Ascrypto · September 9, 2022, 6:41pm

Hi,

I have two linear-layer networks (one is a pre-trained model). The only differences between the two networks are the input and output sizes. When I call: new_model.load_state_dict(torch.load(“model.pth”)), I get the size mismatch issues.

Solutions I have tried so far but none of them worked:

strict=False when loading the state.
manually changing the parameters after loading the state dict.

I am not sure how it can be solved.

Also, what are the consequences (in terms of predictive validity) of testing using different neural network architectures (as the one described above)?

Thank you.

Ascrypto · September 10, 2022, 5:39am

In case someone is looking for a solution:
I loaded the model: chk=torch.load(“pathtofile”)
chk.pop(‘head.weight’)
chk.pop(‘head.bias’)
chk.pop(‘hidden_layer1.weight’)
and then load_state_dict(chk)

This solved the issue above, but I am not sure if it is a technically valid method since as far as I know higher layers’ weights and biases should not be discarded.

ptrblck · September 10, 2022, 5:53am

Your approach just skips loading the parameters which re causing a shape mismatch and is theoretically valid. Of course if depends on your use case as you are now using these parameters with their random init values and would need to retrain them. However, since you’ve changed the number of in and output features you won’t be able to directly load the pretrained parameters unless you can come up with a way to “use” the pretrained parameters and reshape them somehow (e.g. repeating the values etc.).

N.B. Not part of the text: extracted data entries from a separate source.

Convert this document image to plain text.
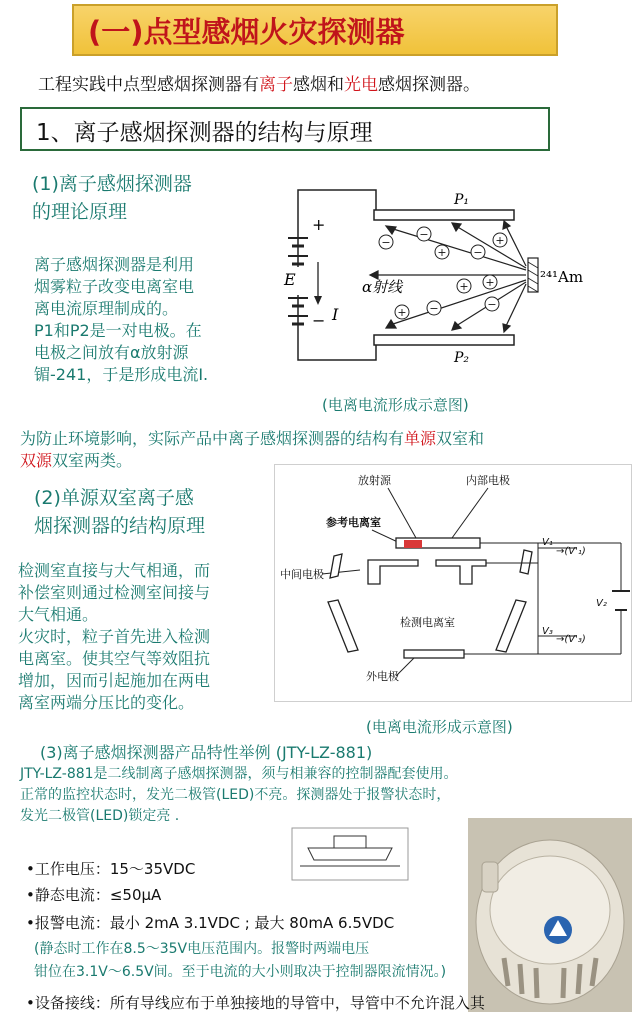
(一)点型感烟火灾探测器
工程实践中点型感烟探测器有离子感烟和光电感烟探测器。
1、离子感烟探测器的结构与原理
(1)离子感烟探测器
的理论原理
离子感烟探测器是利用
烟雾粒子改变电离室电
离电流原理制成的。
P1和P2是一对电极。在
电极之间放有α放射源
镅-241，于是形成电流I.
+
−
E
I
P₁
P₂
²⁴¹Am
α射线
−
−
+ −
+
+ −
+
−
+
(电离电流形成示意图)
为防止环境影响，实际产品中离子感烟探测器的结构有单源双室和
双源双室两类。
(2)单源双室离子感
烟探测器的结构原理
检测室直接与大气相通，而
补偿室则通过检测室间接与
大气相通。
火灾时，粒子首先进入检测
电离室。使其空气等效阻抗
增加，因而引起施加在两电
离室两端分压比的变化。
放射源	内部电极
参考电离室
中间电极
检测电离室
外电极
V₁
→(V'₁)
V₂
V₃
→(V'₃)
(电离电流形成示意图)
(3)离子感烟探测器产品特性举例 (JTY-LZ-881)
JTY-LZ-881是二线制离子感烟探测器，须与相兼容的控制器配套使用。
正常的监控状态时，发光二极管(LED)不亮。探测器处于报警状态时，
发光二极管(LED)锁定亮 .
•工作电压：15～35VDC
•静态电流：≤50μA
•报警电流：最小 2mA 3.1VDC ; 最大 80mA 6.5VDC
(静态时工作在8.5～35V电压范围内。报警时两端电压
钳位在3.1V～6.5V间。至于电流的大小则取决于控制器限流情况。)
•设备接线：所有导线应布于单独接地的导管中，导管中不允许混入其
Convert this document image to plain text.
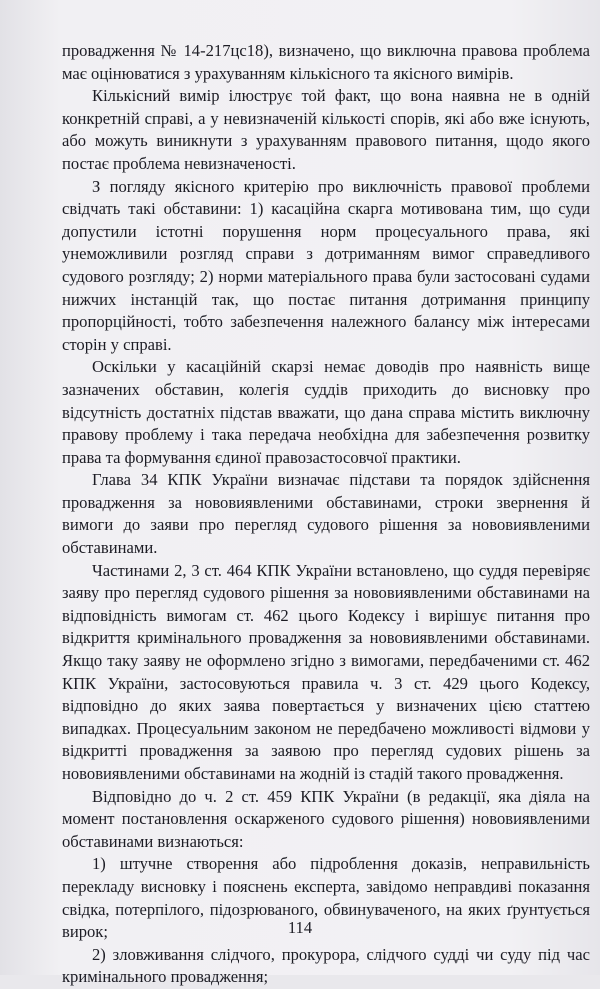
провадження № 14-217цс18), визначено, що виключна правова проблема має оцінюватися з урахуванням кількісного та якісного вимірів.

Кількісний вимір ілюструє той факт, що вона наявна не в одній конкретній справі, а у невизначеній кількості спорів, які або вже існують, або можуть виникнути з урахуванням правового питання, щодо якого постає проблема невизначеності.

З погляду якісного критерію про виключність правової проблеми свідчать такі обставини: 1) касаційна скарга мотивована тим, що суди допустили істотні порушення норм процесуального права, які унеможливили розгляд справи з дотриманням вимог справедливого судового розгляду; 2) норми матеріального права були застосовані судами нижчих інстанцій так, що постає питання дотримання принципу пропорційності, тобто забезпечення належного балансу між інтересами сторін у справі.

Оскільки у касаційній скарзі немає доводів про наявність вище зазначених обставин, колегія суддів приходить до висновку про відсутність достатніх підстав вважати, що дана справа містить виключну правову проблему і така передача необхідна для забезпечення розвитку права та формування єдиної правозастосовчої практики.

Глава 34 КПК України визначає підстави та порядок здійснення провадження за нововиявленими обставинами, строки звернення й вимоги до заяви про перегляд судового рішення за нововиявленими обставинами.

Частинами 2, 3 ст. 464 КПК України встановлено, що суддя перевіряє заяву про перегляд судового рішення за нововиявленими обставинами на відповідність вимогам ст. 462 цього Кодексу і вирішує питання про відкриття кримінального провадження за нововиявленими обставинами. Якщо таку заяву не оформлено згідно з вимогами, передбаченими ст. 462 КПК України, застосовуються правила ч. 3 ст. 429 цього Кодексу, відповідно до яких заява повертається у визначених цією статтею випадках. Процесуальним законом не передбачено можливості відмови у відкритті провадження за заявою про перегляд судових рішень за нововиявленими обставинами на жодній із стадій такого провадження.

Відповідно до ч. 2 ст. 459 КПК України (в редакції, яка діяла на момент постановлення оскарженого судового рішення) нововиявленими обставинами визнаються:

1) штучне створення або підроблення доказів, неправильність перекладу висновку і пояснень експерта, завідомо неправдиві показання свідка, потерпілого, підозрюваного, обвинуваченого, на яких ґрунтується вирок;

2) зловживання слідчого, прокурора, слідчого судді чи суду під час кримінального провадження;

114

Ascrypto · September 10, 2022, 7:20pm

Thank you for your input. I just want to clarify. So you suggest something similar to random projection (i.e., reducing the dimensions without losing the underlying characteristics), or is there a simpler approach? Could you please elaborate on your last point (by examples if possible)?

ptrblck · September 10, 2022, 9:20pm

I’m not suggesting a specific approach as it depends on your actual use case and why the parameter shapes were changed.
In a common fine-tuning approach you would e.g. just replace the classifier from the pre-trained model and fine-tune it afterwards, which doesn’t seem to fit your use case.